By Minh N. Vu

Seyfarth synopsis:  A New York federal judge invokes the All Writs Act to dismiss a later-filed website accessibility lawsuit against the same defendant to protect the integrity of an existing consent decree that already requires the defendant to make its website accessible.

Businesses that are sued under Title III of the ADA for allegedly having a website that is not accessible to people with disabilities often want to know how they can avoid being sued again after settling a case.  A decision issued last week by Southern District of New York Judge Andrew Carter suggests that entering in to a consent decree which requires the defendant business to make the subject website accessible can be an effective way of deterring future lawsuits in federal court — at least for as long as the consent decree is in effect.

In Hanyzkiewicz v.
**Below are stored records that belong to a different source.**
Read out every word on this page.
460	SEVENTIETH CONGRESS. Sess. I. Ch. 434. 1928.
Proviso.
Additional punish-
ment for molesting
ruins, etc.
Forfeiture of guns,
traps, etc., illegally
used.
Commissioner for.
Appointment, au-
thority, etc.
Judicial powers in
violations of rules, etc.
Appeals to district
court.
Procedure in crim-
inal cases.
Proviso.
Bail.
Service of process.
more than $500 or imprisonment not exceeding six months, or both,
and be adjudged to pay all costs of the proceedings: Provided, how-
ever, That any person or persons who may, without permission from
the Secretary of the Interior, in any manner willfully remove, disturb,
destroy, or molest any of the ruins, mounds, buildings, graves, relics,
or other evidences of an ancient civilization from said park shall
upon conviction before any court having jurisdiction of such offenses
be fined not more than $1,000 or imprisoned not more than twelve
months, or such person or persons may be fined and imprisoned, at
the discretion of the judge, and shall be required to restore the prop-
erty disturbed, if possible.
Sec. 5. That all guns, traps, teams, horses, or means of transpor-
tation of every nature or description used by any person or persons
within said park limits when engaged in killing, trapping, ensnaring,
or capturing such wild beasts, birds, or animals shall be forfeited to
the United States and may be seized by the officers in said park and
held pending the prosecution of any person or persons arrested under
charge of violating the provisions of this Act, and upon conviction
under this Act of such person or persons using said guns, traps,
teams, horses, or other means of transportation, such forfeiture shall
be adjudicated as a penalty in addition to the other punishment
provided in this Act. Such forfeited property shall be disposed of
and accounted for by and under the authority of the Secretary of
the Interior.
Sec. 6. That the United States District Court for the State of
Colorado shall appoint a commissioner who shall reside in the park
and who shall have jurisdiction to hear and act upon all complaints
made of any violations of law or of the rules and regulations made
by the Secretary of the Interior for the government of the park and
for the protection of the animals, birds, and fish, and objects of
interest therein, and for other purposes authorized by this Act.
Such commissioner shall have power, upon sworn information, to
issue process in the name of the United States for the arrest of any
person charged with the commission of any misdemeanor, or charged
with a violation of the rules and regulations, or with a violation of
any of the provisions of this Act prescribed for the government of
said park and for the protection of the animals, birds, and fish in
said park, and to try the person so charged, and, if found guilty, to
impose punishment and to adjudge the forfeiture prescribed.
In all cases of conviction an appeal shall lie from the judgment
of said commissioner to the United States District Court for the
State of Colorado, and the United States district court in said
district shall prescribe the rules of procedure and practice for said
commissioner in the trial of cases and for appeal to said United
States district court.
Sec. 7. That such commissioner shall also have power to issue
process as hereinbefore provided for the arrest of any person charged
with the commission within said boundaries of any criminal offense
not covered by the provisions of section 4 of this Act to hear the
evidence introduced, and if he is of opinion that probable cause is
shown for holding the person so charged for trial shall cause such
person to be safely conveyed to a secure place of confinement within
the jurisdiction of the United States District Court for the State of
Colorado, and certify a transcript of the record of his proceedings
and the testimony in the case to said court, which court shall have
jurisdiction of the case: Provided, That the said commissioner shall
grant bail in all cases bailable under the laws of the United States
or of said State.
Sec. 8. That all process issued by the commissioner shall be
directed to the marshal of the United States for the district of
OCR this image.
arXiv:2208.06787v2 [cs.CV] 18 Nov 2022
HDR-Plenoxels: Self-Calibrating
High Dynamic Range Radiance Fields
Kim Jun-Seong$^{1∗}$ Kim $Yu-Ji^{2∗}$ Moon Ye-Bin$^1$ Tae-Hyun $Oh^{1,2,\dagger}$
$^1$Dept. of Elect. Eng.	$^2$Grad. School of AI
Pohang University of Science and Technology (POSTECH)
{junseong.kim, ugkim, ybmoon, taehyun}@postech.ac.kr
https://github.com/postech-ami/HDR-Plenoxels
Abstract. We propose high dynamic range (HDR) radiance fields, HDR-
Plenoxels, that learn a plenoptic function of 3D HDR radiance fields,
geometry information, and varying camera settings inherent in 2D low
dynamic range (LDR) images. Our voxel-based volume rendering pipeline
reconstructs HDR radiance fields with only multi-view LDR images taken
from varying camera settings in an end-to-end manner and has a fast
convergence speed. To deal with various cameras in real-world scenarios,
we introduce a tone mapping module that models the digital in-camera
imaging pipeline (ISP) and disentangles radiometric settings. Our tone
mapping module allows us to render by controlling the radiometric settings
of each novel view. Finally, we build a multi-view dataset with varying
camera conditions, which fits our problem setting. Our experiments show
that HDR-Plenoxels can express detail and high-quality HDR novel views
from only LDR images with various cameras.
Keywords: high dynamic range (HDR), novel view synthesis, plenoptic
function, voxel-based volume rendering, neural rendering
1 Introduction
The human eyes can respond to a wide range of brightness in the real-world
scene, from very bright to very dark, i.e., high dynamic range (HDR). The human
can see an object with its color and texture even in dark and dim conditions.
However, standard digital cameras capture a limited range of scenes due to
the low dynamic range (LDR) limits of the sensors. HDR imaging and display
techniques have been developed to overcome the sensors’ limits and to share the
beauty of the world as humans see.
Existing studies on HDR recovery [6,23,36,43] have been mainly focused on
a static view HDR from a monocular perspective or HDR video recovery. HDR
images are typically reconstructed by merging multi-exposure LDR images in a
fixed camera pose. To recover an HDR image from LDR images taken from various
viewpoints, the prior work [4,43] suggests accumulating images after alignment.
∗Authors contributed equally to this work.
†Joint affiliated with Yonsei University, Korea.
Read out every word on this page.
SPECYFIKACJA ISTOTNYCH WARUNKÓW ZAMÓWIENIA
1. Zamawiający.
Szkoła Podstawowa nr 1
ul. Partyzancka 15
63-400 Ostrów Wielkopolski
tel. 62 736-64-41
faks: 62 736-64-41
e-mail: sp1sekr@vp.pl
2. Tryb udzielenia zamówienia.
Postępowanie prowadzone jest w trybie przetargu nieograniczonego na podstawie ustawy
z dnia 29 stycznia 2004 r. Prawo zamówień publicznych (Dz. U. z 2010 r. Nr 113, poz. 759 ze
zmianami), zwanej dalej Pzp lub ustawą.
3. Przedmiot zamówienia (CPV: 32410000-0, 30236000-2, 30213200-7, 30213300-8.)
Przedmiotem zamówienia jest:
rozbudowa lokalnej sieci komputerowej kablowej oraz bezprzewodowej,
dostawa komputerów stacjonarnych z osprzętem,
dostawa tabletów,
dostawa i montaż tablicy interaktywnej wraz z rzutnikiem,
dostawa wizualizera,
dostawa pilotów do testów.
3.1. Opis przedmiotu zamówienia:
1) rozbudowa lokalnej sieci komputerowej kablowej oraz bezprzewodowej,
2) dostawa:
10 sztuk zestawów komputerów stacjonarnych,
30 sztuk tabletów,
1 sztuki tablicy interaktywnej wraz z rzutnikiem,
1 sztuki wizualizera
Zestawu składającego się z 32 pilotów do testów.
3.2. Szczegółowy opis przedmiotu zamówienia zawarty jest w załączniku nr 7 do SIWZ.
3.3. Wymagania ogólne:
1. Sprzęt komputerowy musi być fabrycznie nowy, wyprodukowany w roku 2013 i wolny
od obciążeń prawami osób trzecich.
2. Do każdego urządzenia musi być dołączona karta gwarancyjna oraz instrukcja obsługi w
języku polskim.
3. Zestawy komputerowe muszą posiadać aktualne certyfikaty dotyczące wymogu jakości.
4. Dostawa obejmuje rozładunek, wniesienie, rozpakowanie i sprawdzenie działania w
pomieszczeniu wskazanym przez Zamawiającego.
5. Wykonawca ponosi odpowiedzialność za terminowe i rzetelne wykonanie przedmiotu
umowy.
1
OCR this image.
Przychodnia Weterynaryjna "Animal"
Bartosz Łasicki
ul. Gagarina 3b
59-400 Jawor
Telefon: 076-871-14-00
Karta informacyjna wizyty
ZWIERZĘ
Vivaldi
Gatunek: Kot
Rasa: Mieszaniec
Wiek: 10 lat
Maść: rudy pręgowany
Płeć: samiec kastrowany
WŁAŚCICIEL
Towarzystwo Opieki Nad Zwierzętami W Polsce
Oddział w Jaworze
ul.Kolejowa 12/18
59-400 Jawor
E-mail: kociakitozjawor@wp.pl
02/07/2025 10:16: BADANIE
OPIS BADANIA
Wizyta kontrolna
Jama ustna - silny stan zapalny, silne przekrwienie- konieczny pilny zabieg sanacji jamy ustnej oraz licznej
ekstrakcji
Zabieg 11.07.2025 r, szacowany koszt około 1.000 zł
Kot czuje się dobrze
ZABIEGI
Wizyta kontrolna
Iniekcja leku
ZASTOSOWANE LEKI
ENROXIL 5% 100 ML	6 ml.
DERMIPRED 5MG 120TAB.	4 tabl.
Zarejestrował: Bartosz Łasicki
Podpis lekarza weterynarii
Allegiance Retail Services, the defendant had entered into a consent decree to resolve a prior lawsuit alleging that its website was not accessible in violation of Title III of the ADA. The consent decree required the defendant to modify its websites “to substantially conform to Web Content Accessibility Guidelines 2.0 and/or Web Content Accessibility Guidelines 2.1 Level A Success Criteria… so that [they] will be accessible to persons with vision disabilities” by April 1, 2024.  The defendant was then sued by a second plaintiff (Hanyzkiewicz) in a new case which made the same claim as the one that had been resolved with the consent decree.  The defendant moved to dismiss, arguing that the consent decree in the first case mooted the controversy in the second case.  The Court did not agree that the matter was moot because the second complaint alleged that the website still had accessibility barriers.  However, the Court dismissed the case anyway, invoking its powers under the All Writs Act.

The All Writs Act “empowers district courts to enjoin actions brought by nonparties when doing so is necessary to protect the court’s jurisdiction over a previously entered consent decree.”  The Court found that allowing the second case to move forward “could frustrate the Court’s prior consent decree, and must be enjoined.”  The court noted that the second plaintiff had included “a proposed class that is absent from the Consent Decree and seeks materially different remedies.” Accordingly, the court found that “[t]hough plaintiff does not intend to frustrate the Consent Decree, it is entirely possible that her conduct in an ensuing litigation might disrupt the already existing Consent Decree.  It is well-settled in this district that consent decrees serve a valuable role in preventing duplicative, harassing, and perhaps frivolous litigation.”  On this basis, the Court dismissed the new lawsuit and said the second plaintiff could file a motion to enforce the consent decree under Federal Rule of Civil Procedure 71 if she had reason to believe the defendant was in noncompliance.

While not controlling precedent, this decision should deter plaintiffs from suing businesses that are already under a consent decree to make their websites accessible.  This deterrence comes with a price, however.  A consent decree is a court order, and noncompliance with such an order could result in a defendant being held in contempt and subject to sanctions.  Moreover, plaintiffs would still be able to pursue state law claims for damages in state court even if a federal consent decree is in place.  In short, when resolving a claim, defendants must consider a number of factors in deciding whether to resolve a claim with a consent decree or settlement agreement.